OPIANT PHARMACEUTICALS, INC.
By:  /s/ Roger Crystal 
Name:  Roger Crystal
Title:  CEO

ADAPT PHARMA OPERATIONS LIMITED
By:  /s/ David Brabazon 
Name:  David Brabazon
Title:  Director



EXHIBIT A
In the event that Adapt proposes to enter into an agreement with a Commercial Sublicensee who would Exploit a Product in the European Union and/or the United Kingdom (as applicable, “Europe”), at Adapt’s request, the Parties will negotiate in good faith to amend the License Agreement as necessary to implement the terms described below.
Term
Addition or Modification
Revenue sharing
Opiant (or its designee) would share in royalties, milestone payments and payments for any supplied Product, less all costs incurred in generating such European revenues (including, amongst others, development, regulatory, licensing, safety, supply and distribution costs attributable to Europe) received by Adapt from a Sublicensee in Europe (“Europe Net Revenues”) based on the following:
 [**]% of all such amounts, up to $[**] of cumulative revenue; and
 [**]% of all such amounts in excess of $[**] in cumulative revenue.

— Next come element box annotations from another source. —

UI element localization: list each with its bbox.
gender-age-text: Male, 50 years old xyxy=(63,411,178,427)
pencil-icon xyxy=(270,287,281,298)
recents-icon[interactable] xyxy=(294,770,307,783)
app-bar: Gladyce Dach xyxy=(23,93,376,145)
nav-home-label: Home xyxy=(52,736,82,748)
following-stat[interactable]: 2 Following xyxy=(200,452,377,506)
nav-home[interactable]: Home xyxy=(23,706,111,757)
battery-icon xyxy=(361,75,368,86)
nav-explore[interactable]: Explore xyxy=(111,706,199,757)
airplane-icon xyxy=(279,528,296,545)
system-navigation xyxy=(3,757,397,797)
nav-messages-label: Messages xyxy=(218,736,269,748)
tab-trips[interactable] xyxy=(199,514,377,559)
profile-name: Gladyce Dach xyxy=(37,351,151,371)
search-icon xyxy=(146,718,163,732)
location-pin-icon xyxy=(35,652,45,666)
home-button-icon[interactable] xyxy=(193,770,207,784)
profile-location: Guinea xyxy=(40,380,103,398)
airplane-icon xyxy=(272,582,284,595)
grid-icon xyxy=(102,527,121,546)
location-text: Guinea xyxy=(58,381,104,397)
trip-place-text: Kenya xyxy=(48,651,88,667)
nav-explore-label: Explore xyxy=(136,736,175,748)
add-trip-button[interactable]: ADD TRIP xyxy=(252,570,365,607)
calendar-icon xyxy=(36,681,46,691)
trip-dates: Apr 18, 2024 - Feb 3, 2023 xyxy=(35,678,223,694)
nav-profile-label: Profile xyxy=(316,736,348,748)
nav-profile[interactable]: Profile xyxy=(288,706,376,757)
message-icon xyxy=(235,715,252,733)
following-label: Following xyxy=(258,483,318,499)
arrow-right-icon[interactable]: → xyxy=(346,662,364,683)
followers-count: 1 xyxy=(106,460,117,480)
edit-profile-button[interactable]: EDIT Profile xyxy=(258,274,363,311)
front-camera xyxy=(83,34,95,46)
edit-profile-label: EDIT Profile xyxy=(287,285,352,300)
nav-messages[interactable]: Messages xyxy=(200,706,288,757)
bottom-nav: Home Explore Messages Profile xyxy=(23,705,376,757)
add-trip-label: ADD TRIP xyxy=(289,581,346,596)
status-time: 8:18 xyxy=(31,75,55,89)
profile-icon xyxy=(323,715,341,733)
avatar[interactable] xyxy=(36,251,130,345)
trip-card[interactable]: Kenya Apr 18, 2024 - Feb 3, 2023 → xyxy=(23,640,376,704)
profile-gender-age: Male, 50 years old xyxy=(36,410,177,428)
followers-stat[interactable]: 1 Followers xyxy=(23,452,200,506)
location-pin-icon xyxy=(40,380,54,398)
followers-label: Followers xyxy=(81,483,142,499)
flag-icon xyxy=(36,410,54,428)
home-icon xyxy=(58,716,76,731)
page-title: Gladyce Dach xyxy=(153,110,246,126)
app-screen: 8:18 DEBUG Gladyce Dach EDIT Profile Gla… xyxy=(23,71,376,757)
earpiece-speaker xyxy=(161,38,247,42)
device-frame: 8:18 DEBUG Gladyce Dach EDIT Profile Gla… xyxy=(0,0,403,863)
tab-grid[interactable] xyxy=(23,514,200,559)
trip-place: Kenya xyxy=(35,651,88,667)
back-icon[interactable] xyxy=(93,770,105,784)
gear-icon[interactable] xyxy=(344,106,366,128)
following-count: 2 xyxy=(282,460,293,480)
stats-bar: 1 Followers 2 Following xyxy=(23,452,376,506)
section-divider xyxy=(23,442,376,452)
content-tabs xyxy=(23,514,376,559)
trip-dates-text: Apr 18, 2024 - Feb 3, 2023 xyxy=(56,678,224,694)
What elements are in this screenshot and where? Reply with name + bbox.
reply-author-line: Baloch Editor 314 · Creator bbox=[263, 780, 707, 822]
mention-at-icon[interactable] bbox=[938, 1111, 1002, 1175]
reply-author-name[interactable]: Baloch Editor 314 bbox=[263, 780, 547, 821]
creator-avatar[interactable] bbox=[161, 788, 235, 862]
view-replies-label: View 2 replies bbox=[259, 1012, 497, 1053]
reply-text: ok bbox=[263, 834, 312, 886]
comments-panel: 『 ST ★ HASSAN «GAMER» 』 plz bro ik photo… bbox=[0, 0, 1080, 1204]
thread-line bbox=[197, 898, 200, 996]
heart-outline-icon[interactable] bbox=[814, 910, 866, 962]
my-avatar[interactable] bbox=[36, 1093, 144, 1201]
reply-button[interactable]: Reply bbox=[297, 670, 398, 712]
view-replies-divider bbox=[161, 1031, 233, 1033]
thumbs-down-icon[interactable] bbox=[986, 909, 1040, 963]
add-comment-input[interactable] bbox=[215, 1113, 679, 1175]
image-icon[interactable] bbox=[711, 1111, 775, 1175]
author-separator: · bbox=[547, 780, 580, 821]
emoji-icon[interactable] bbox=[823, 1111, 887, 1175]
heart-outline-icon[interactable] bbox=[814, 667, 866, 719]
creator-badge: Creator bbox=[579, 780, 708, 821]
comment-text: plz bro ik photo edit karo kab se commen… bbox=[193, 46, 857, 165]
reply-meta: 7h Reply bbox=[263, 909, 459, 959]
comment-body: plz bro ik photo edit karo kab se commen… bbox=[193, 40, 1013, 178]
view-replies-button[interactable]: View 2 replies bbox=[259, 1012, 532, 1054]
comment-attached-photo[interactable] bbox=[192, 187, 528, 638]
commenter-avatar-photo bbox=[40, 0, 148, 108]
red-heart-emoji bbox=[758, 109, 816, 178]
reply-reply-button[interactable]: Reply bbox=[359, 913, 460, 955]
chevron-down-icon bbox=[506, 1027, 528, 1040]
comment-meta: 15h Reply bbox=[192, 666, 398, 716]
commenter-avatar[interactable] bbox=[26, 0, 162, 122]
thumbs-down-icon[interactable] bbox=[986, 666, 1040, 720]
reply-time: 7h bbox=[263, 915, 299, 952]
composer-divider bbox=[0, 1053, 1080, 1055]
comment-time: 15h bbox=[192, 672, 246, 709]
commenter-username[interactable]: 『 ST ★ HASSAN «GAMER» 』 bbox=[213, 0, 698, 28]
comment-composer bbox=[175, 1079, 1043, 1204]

In the event that Opiant (or its designee) does not receive the $[**] milestone contemplated by Section 5.2.4 of the License Agreement, then the $[**] threshold contemplated above shall be reduced to $[**].
Amounts comprising Europe Net Revenues and revenues earned by any Sublicensee in Europe would be excluded for purposes of determining Net Sales on which Opiant (or its designee) would otherwise be entitled to royalties under the License Agreement, subject to the provisions set forth below in Global Sales Milestones and Royalty Tiers.  Adapt shall make the revenue share payments in respect of the Europe Net Revenues to Opiant (or its designee) on a Calendar Quarter basis in accordance with the terms of Section 5.6 of the License Agreement and any other written instructions agreed to by Adapt.
Global Sales Milestones and Royalty Tiers
Europe Net Revenues received by Adapt from any Sublicensee in Europe would be included for purposes of determining Net Sales giving rise to sales-based milestones pursuant to Section 5.3.1 of the License Agreement and for purposes of determining royalty tiers set forth in Section 5.4.1 of the License Agreement.  Sublicensee revenues in Europe would be excluded for purposes of such determinations.
The $75 million Annual Net Sales Milestone Threshold specified in Section 5.3.1 of the License Agreement would be changed to $74 million.
The $200 million Annual Net Sales Milestone Threshold specified in Section 5.3.1 of the License Agreement would be changed to $ 185 million.